With 32 sites throughout the U.S., the Federal Statistical Research Data Centers (FSRDC) program aims to decentralize access to restricted federal agency databases and promote novel avenues of academic inquiry utilizing “big data,” which has historically only been available to federal researchers. One such site is the Wasatch Front Research Data Center (WFRDC), which is directed by University of Utah Distinguished Professor of Family Studies & Population Science Ken Smith.
“While we are a relatively new FSRDC site, we already have several intriguing projects using our resources,” Smith said. “To facilitate use of the WFRDC, the proposal process has been designed so that university researchers can obtain the necessary security clearances to access and use data from the Census Bureau and other federal organizations.”
Utah projects utilizing WFRDC data include research teams from the University of Utah’s Department of Geography and the Eccles School of Business. Specifically, researchers are conducting an intersectional environmental justice study to examine micro-level disparities in various communities and their outcomes.
“Our goal is to clarify inequities across population subgroups by quantifying the environmental conditions experienced by individuals and households at a very fine spatial scale,” said Professor of Geography Tim Collins. “It would be impossible to develop that knowledge with publicly available Census data.”
Meanwhile, University of Utah’s Eccles School of Business Professor Elena Patel is using “big data” via the WFRDC to study the implications of gender diversity on corporate boards of directors.
“We are looking at the role that diversity in leadership plays on rank-and-file employee outcomes,” Patel explained. “There has been a large regulatory push, both in the United States and in other developed countries, to require diversity on corporate boards of directors without a lot of evidence to justify what we expect will happen.”
“The administrative data collected by the U.S. Census, which matches workers to firms, is the only way to study employment outcomes,” she continued. “For example, are more diverse boards more likely to hire and promote women?

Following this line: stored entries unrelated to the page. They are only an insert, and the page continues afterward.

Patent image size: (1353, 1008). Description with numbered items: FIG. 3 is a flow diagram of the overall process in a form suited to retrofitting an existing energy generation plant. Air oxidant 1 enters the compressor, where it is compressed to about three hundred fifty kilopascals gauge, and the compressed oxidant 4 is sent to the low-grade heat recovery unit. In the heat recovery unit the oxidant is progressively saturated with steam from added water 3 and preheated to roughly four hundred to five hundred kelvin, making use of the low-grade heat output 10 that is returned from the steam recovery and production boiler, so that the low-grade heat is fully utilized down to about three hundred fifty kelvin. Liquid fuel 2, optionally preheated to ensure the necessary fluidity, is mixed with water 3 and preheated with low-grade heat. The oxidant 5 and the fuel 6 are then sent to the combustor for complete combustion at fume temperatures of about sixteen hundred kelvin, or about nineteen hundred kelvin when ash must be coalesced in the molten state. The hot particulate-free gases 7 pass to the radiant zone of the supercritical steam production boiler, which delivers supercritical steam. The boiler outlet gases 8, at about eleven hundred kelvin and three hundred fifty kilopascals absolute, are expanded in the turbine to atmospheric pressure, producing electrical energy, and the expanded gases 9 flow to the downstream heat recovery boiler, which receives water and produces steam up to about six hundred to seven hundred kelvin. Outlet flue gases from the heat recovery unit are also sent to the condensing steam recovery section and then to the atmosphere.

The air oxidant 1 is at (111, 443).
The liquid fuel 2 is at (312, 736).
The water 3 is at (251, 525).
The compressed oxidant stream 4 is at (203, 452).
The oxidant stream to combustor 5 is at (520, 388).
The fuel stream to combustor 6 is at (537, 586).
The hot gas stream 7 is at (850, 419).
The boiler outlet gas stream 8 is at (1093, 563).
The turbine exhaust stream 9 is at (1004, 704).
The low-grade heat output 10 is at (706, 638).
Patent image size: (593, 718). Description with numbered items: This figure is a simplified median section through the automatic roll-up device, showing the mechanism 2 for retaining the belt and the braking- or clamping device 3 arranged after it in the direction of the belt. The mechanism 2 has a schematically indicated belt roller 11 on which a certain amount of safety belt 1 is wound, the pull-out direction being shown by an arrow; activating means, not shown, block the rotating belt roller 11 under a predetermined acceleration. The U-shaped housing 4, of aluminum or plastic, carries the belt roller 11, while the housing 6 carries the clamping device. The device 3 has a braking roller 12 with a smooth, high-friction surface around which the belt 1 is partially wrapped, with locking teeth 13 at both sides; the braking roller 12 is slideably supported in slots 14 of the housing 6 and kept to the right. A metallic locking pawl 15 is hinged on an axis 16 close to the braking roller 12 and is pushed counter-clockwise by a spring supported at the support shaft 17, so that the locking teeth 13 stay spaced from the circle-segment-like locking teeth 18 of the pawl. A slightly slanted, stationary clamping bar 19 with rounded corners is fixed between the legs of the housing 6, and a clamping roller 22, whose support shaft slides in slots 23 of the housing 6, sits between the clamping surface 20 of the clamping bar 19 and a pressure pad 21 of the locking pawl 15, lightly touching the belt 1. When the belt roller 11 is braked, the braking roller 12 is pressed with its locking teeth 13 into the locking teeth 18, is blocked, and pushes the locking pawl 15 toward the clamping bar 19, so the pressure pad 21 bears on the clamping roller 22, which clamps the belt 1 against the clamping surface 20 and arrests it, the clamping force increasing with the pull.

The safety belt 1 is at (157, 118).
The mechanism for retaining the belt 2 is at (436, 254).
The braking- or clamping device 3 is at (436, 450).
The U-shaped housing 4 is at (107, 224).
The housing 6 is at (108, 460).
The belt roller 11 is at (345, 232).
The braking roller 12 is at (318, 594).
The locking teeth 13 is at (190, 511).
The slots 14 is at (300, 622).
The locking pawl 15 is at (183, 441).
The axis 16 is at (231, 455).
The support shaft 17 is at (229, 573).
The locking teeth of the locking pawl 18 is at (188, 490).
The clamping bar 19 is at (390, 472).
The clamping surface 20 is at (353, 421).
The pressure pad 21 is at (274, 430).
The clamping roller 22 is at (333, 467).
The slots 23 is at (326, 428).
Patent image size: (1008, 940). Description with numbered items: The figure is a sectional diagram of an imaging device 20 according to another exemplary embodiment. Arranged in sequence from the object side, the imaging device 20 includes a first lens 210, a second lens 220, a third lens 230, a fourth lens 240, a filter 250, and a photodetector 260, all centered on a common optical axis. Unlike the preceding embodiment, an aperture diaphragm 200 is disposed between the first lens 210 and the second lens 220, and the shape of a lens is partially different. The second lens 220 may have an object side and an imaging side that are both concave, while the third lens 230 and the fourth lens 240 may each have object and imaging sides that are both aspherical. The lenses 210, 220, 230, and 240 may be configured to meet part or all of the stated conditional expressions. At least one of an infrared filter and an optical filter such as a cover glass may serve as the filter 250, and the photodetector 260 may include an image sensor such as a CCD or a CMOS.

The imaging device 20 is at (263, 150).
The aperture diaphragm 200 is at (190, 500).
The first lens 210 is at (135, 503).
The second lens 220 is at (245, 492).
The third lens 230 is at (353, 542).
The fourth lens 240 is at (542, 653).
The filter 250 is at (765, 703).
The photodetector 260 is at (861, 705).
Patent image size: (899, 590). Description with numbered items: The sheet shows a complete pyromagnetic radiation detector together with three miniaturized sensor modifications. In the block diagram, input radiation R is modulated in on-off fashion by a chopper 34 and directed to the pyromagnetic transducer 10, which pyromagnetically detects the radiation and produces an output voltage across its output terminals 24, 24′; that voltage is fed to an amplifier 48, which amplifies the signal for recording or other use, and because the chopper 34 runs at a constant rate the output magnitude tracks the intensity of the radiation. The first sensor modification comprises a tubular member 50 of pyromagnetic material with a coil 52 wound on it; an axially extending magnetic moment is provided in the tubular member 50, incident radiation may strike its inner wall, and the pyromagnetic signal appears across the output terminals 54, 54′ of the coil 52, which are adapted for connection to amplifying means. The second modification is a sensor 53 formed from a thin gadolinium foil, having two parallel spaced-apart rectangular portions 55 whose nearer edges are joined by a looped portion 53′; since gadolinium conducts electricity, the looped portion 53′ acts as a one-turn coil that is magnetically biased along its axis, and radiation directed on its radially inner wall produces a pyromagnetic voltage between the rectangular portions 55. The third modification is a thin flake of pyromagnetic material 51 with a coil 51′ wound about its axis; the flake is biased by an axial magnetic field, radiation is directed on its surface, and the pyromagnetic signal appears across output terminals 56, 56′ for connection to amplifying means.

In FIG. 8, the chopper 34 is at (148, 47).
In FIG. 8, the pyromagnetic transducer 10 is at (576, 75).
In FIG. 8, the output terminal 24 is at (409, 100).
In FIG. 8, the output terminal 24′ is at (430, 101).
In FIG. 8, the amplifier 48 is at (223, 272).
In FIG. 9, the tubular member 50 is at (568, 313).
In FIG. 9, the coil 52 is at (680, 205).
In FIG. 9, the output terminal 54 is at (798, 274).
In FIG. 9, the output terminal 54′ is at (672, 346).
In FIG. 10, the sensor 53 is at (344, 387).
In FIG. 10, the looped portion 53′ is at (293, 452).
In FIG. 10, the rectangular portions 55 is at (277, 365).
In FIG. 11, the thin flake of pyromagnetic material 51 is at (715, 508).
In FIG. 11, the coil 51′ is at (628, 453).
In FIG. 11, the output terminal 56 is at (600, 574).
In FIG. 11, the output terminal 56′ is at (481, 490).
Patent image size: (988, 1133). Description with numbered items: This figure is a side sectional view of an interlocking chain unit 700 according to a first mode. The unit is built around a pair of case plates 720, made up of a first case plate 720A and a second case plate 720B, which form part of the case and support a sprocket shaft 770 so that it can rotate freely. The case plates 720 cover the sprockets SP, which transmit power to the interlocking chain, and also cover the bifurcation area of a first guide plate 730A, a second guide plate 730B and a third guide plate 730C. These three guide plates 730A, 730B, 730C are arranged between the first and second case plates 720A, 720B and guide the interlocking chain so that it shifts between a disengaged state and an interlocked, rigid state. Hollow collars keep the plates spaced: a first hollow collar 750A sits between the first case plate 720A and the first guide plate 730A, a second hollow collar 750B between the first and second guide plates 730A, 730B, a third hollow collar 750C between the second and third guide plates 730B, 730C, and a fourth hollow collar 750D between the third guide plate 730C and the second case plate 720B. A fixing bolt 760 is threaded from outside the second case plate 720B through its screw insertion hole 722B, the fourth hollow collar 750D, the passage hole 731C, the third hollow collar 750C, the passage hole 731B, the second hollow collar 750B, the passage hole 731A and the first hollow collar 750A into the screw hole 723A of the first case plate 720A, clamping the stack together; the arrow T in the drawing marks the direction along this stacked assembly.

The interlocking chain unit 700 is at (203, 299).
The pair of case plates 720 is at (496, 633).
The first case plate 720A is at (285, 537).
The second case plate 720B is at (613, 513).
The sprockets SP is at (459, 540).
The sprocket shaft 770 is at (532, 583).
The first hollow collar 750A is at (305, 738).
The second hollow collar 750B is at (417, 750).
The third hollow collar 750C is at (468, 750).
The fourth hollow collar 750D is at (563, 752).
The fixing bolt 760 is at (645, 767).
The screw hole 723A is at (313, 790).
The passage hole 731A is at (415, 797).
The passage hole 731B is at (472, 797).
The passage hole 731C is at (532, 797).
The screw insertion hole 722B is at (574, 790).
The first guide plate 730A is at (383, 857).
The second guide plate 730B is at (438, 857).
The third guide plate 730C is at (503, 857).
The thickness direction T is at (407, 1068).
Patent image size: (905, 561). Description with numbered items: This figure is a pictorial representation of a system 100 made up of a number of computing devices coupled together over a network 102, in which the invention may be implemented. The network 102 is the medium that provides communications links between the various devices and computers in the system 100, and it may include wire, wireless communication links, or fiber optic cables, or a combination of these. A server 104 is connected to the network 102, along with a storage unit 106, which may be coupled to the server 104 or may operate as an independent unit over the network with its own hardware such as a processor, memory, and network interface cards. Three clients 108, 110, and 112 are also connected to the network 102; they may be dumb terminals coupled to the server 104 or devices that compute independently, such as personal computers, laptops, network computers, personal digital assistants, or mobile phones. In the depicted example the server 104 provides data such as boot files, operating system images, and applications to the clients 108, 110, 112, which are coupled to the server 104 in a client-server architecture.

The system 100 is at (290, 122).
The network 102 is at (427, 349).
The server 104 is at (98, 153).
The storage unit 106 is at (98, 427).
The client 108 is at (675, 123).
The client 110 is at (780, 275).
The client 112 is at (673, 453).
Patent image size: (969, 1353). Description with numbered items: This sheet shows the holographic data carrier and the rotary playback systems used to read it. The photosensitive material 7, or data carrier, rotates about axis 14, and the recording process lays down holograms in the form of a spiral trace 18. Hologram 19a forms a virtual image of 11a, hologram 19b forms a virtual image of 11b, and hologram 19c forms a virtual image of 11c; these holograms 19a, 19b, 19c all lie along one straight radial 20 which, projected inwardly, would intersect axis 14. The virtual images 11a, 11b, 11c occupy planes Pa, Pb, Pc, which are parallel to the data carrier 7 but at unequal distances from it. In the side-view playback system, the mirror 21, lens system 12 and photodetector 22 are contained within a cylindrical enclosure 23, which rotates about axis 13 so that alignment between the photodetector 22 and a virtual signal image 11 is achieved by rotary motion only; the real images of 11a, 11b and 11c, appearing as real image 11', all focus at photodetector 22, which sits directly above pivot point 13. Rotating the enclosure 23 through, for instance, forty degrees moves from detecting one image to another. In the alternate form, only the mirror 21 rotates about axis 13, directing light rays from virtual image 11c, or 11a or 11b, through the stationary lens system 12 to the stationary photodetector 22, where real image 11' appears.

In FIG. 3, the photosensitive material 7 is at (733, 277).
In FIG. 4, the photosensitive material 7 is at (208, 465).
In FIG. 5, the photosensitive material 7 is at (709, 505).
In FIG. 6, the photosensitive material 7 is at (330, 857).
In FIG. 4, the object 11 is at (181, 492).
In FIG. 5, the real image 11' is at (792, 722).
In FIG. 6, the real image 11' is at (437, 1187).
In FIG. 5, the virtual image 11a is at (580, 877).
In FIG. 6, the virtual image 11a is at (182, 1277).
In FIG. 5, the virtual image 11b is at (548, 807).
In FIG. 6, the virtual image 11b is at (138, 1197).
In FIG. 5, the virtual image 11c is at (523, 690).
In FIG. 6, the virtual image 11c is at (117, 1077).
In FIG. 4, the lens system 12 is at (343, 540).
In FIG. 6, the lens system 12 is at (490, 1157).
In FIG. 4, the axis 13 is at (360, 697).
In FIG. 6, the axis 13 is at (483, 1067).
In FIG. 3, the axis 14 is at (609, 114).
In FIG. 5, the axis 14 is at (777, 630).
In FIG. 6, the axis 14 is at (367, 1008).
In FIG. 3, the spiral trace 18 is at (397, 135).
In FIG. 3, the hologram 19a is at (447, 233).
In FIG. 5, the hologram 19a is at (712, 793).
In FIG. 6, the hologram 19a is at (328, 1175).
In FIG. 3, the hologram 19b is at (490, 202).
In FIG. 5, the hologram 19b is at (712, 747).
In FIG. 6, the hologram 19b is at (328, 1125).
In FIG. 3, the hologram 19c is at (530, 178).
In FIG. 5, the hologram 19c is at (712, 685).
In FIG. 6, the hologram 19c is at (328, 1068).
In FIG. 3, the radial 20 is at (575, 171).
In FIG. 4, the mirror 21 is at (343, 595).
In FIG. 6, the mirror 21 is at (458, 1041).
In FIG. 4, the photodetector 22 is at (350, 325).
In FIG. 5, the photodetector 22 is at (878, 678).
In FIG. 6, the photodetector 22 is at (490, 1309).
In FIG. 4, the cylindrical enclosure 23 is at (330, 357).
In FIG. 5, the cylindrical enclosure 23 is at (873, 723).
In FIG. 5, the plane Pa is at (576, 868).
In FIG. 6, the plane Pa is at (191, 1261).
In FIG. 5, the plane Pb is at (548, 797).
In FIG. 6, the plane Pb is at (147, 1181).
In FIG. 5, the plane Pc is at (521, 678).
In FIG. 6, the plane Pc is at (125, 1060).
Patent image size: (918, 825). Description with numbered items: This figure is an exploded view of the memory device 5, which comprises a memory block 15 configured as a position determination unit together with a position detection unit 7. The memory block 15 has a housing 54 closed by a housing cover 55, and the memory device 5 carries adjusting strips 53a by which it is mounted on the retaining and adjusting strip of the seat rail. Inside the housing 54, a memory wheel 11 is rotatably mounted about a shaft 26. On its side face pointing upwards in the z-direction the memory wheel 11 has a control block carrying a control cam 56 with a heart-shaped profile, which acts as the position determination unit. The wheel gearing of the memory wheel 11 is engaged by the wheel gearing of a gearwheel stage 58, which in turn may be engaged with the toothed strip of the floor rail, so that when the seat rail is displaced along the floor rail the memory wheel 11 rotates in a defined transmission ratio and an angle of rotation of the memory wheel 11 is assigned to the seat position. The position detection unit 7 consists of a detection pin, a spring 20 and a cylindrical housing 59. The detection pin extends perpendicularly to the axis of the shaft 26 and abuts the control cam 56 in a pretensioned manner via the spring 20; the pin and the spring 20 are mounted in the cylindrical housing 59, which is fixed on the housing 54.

Answers to these questions matter in the pursuit of understanding the mechanisms underlying the long-standing gender-wage gap.”
Smith said that the WFRDC is also engaged in activities with Hispanic-serving institutions as there isn’t an FSRDC currently located at a Hispanic-serving institution. “Our goal with these efforts is to facilitate access to these secure data centers to faculty and students who otherwise would not have the opportunity,” Smith said.
“The West Hub looks forward to connecting our community with WFRDC and strengthening this partnership,” West Big Data Innovation Hub Executive Director Ashley Atkins said.